Geek Logbook

Tech sea log book

Why Small Tables Can Explode: Understanding JOIN Cardinality in SQL

It is common to assume that joining two small tables will produce a small result set. In practice, this assumption frequently fails. Even tables with only a handful of rows can generate unexpectedly large outputs due to cardinality effects.

This article explains why that happens, using a minimal reproducible example.


The Setup

Consider two tables:

Table A

A
A
B
C

Table B





A
A
C
B
NULL

Both tables are small. At first glance, one might expect a join to return approximately four rows. That intuition is incorrect.

SELECT *
FROM A
INNER JOIN B
  ON A.col = B.col;

What Happens?

  • A in Table A appears twice
  • A in Table B appears twice
  • SQL performs a pairwise match

Therefore:

  • Each A in A matches each A in B
  • Result: 2 × 2 = 4 rows for A alone

Additionally:

  • B matches once
  • C matches once
  • NULL does not match anything (because NULL = NULL is not true in SQL)

Final Row Count

ValueMatches
A4
B1
C1
Total6 rows

Two small tables. Six rows in the result.
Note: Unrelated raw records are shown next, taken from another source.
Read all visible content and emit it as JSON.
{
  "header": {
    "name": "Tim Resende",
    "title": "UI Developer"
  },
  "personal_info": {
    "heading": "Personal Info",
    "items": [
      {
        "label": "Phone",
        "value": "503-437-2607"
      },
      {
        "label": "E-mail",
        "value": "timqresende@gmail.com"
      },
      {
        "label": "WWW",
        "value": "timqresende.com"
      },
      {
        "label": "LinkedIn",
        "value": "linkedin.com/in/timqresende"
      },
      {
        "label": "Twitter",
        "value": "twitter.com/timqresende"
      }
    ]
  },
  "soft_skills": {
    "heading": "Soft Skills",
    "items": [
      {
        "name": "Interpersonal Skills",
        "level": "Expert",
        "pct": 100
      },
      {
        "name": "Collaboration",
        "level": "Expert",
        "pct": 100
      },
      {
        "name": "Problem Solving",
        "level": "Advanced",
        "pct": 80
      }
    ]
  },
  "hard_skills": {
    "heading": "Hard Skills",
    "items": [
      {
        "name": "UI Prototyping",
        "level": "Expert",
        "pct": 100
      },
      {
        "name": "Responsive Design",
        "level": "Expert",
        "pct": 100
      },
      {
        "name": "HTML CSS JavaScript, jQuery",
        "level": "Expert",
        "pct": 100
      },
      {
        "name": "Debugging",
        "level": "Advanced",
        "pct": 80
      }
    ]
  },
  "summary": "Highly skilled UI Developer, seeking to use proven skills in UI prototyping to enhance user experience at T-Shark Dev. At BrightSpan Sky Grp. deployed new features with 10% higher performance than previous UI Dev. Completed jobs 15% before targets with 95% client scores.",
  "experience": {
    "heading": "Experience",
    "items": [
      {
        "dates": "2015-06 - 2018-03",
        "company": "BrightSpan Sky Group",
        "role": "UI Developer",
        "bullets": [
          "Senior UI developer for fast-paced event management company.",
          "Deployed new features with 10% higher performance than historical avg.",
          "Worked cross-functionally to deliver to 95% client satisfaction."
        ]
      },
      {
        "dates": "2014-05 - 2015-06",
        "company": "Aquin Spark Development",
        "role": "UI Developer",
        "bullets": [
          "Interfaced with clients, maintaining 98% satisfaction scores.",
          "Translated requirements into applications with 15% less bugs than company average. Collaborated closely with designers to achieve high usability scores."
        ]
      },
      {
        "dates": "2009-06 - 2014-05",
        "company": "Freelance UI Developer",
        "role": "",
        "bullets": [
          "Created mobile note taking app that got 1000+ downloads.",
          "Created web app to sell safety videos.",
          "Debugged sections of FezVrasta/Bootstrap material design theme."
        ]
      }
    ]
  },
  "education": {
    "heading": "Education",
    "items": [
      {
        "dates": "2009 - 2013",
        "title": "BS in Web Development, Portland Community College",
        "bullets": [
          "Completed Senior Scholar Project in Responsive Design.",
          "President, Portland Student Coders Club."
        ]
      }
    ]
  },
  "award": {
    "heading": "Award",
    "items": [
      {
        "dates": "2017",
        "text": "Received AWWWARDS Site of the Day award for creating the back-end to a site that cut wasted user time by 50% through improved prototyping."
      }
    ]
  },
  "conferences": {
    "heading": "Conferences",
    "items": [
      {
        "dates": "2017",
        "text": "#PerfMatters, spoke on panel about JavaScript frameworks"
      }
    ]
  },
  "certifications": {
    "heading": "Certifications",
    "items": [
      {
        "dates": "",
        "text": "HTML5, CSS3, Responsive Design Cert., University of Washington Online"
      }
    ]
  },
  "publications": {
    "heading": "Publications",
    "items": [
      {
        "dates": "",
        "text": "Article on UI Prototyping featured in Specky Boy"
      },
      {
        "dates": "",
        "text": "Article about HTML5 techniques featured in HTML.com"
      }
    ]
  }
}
This is not an anomaly — it is expected relational algebra behavior.


Why This Happens

SQL JOINs are based on set theory and relational algebra, not row-by-row pairing.

When keys are not unique:

  • The join becomes a many-to-many relationship
  • SQL produces a partial Cartesian product

The formula is:

Rows produced per key = count_in_A × count_in_B

If a value appears:

  • 3 times in A
  • 5 times in B

You get: 3 × 5 = 15 rows

Even if both tables are small.


NULL Behavior

In SQL:

NULL = NULL

evaluates to UNKNOWN, not TRUE.

Therefore:

  • NULL values never match in a standard equality join
  • They silently disappear in INNER JOINs

To match NULLs intentionally:

ON A.col IS NOT DISTINCT FROM B.col

(Supported in PostgreSQL and some engines.)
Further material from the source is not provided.